Prof. Meltem Erdem Kaya ile Araştırma Görevlisi Hüseyin Öğçe kentlerin ‘ısı adası’ etkisini ölçen bir çalışma yaptı.
30 farklı meteoroloji istasyonundan alınan İstanbul’un 6 yıllık sıcaklık, rüzgar ve nem verilerinin analiz edilmesiyle hazırlanan çalışmada elde edilen bulgular özetle şöyle:
“Kentsel alanlar, kırsal ve ormanlık alanlara göre yıllık bazda bir derece daha sıcak. Bu sıcaklık farkı, Temmuz ve Ağustos aylarında 2-3 dereceyi buluyor. Sıcaklıkların 35 derecenin üzerine çıktığı gün sayısı da kentsel alanlarda daha fazla. Yılın en serin dönemlerinde ise ortalama sıcaklık farkı 1.3 ila 1.6 dereceye kadar çıkıyor.
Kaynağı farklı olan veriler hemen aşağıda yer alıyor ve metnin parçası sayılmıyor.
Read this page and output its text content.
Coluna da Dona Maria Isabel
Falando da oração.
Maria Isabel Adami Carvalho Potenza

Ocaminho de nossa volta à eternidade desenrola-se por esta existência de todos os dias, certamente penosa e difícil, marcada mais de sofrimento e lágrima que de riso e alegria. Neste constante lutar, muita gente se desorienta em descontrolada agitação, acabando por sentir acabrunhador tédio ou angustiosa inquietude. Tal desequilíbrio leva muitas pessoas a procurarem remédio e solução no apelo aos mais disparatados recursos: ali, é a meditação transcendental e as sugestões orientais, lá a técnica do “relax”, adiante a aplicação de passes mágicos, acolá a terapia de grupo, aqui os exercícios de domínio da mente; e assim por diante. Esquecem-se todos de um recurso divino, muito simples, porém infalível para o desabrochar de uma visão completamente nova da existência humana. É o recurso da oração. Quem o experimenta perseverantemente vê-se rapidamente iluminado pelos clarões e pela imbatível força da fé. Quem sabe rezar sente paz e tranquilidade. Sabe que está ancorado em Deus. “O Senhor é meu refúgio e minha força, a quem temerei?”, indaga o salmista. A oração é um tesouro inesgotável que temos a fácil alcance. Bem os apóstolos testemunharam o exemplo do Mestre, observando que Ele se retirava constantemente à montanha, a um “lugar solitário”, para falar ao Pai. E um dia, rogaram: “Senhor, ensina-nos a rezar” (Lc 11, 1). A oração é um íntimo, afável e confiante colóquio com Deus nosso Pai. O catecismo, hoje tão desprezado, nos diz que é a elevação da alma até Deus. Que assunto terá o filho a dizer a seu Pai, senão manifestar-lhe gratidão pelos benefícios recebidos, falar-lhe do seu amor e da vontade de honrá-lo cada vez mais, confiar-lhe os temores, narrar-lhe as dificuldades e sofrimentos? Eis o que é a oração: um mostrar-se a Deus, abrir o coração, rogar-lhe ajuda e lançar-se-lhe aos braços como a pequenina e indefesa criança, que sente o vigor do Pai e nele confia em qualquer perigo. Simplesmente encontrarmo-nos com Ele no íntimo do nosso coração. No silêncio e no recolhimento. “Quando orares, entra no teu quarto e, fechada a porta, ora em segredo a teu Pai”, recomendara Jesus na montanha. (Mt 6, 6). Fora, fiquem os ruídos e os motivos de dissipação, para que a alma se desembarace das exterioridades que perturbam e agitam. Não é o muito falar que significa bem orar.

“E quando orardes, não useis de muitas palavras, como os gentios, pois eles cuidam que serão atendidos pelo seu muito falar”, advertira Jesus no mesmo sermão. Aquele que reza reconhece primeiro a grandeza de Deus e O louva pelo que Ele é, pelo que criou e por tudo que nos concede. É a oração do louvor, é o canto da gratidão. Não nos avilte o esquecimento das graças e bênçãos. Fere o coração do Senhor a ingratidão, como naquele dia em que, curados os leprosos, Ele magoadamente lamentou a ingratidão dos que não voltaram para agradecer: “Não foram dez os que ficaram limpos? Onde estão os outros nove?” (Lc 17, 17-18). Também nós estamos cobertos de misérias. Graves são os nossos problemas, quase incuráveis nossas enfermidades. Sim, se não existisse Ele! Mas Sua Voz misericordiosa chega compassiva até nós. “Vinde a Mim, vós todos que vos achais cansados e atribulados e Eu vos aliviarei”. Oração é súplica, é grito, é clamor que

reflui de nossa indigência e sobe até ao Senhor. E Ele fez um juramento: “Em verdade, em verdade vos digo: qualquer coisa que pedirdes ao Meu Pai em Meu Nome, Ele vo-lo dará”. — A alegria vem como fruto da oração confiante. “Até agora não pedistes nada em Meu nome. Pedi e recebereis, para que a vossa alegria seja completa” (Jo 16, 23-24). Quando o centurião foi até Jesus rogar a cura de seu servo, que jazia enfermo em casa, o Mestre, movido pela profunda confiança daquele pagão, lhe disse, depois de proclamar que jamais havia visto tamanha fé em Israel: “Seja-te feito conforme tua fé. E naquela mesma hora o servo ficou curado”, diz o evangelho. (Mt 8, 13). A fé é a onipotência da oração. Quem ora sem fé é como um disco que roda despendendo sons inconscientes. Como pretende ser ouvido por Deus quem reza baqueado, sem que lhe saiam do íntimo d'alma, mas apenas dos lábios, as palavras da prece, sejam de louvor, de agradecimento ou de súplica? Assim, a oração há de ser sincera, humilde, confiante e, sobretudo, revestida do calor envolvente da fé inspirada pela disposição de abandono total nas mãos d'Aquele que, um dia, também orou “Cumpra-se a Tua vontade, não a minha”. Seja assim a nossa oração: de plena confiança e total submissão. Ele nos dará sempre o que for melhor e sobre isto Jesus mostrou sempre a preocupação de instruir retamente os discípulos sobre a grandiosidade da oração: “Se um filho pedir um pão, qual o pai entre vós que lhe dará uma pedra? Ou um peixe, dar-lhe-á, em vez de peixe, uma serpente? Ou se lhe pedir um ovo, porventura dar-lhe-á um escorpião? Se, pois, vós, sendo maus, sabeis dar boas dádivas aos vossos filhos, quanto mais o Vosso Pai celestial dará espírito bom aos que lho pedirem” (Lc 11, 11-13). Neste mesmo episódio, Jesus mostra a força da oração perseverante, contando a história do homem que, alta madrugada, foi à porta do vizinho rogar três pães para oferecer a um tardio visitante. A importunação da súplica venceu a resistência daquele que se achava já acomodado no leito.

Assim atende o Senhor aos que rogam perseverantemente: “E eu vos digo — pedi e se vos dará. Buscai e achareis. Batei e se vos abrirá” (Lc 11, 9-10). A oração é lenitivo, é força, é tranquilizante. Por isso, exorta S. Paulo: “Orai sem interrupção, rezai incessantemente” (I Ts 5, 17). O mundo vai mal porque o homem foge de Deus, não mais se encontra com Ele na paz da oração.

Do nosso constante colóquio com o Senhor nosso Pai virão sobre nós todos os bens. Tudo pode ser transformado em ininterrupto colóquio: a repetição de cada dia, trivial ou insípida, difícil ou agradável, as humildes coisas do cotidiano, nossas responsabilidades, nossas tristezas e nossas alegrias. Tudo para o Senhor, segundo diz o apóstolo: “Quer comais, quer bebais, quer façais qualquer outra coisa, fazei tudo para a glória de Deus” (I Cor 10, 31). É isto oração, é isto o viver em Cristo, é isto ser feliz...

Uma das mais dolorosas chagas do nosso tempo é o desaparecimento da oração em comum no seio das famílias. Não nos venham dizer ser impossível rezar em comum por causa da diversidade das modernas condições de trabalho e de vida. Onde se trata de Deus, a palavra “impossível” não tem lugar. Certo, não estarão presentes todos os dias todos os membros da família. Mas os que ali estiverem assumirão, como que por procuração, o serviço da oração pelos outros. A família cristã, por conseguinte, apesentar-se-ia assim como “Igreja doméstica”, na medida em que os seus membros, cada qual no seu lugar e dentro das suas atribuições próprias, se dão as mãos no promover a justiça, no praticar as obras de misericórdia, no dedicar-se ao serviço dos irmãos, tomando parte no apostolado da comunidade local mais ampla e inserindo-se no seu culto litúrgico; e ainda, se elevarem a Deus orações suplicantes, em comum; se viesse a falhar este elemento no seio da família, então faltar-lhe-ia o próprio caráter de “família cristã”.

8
Anadolu yakasındaki Tuzla-Kadıköy hattı ile Avrupa yakasındaki Fatih-Büyükçekmece hattı, kırsal alanlardan çok daha sıcak. 35 derece ve üzeri sıcaklıkların yaşandığı günler ise İstanbul’un kentsel alanlarında, kırsal ve ormanlık alanlara göre sırasıyla iki ve dört gün daha fazla yaşanıyor. Özellikle Tuzla, Maltepe, Şişli, Florya, Fatih ve Güngören gibi ilçeler, sıcak gün sayısının yüksekliği ile öne çıkıyor.
Büyük binalar rüzgarı engelliyor.
Serinletici etki oluşturabilecek bir diğer unsur olan, kuzeydoğudan gelen rüzgarlardan ise İstanbul’da yeterince yararlanılamadığı görülüyor. Çalışmanın bulguları, İstanbul’un kentsel alanlarının, kırsal ve ormanlık alanlara göre daha az rüzgarlı olduğunu gösteriyor. Bu durum, yapı stokunun rüzgar perdesi oluşturması ve yeşil alanların azlığından kaynaklanıyor.”